We’re neither lawyers nor software freedom fighters (though I am getting tired of all this software patent nonsense). The motivation for our royalty-free license was partly to prevent potential paying customers from running LingPipe on proprietary data, while keeping the system as “open” as possible, especially for research and teaching purposes. Our business model was thus something like MySQL’s business model. Here’s a nice survey of open-source business models — we’re a mix of 3, 4, and 5, plus 1 if you count DARPA/NIH grants as donations/subsidies.
Check out Bruce Perens‘s quite sensible review of the plethora of OS licenses: How Many Open Source Licenses Do You Need? (Spoiler: Perens, who wrote the original version of OSI’s Open Source Definition now thinks 4 are sufficient; I suppose you can’t blame a computer scientist for generalizing!).
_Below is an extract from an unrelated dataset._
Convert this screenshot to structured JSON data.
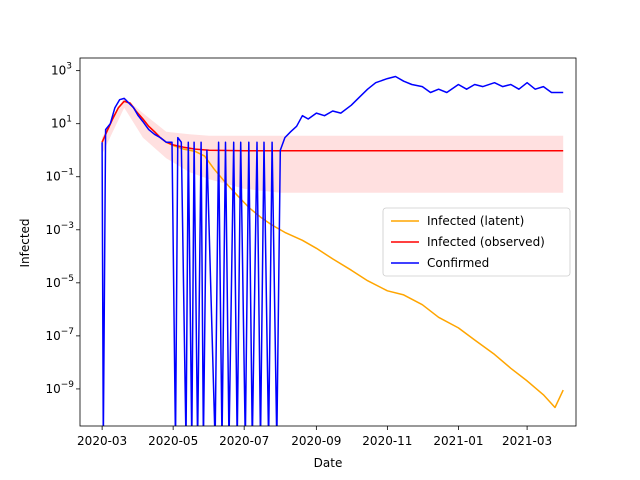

We’re wondering what the ramifications of a switch to AGPLv3 would be. On the upside, we will potentially attract more users and perhaps even developers by having a license that plays nicely with others (specifically GPL and Apache/BSD). We also think it may be more attractive to funding agencies, like NIH. On the downside, we’re worried it may adversely affect our ability to sell our software, or perhaps even the business as a whole.
Are we crazy, or should we have done this ages ago?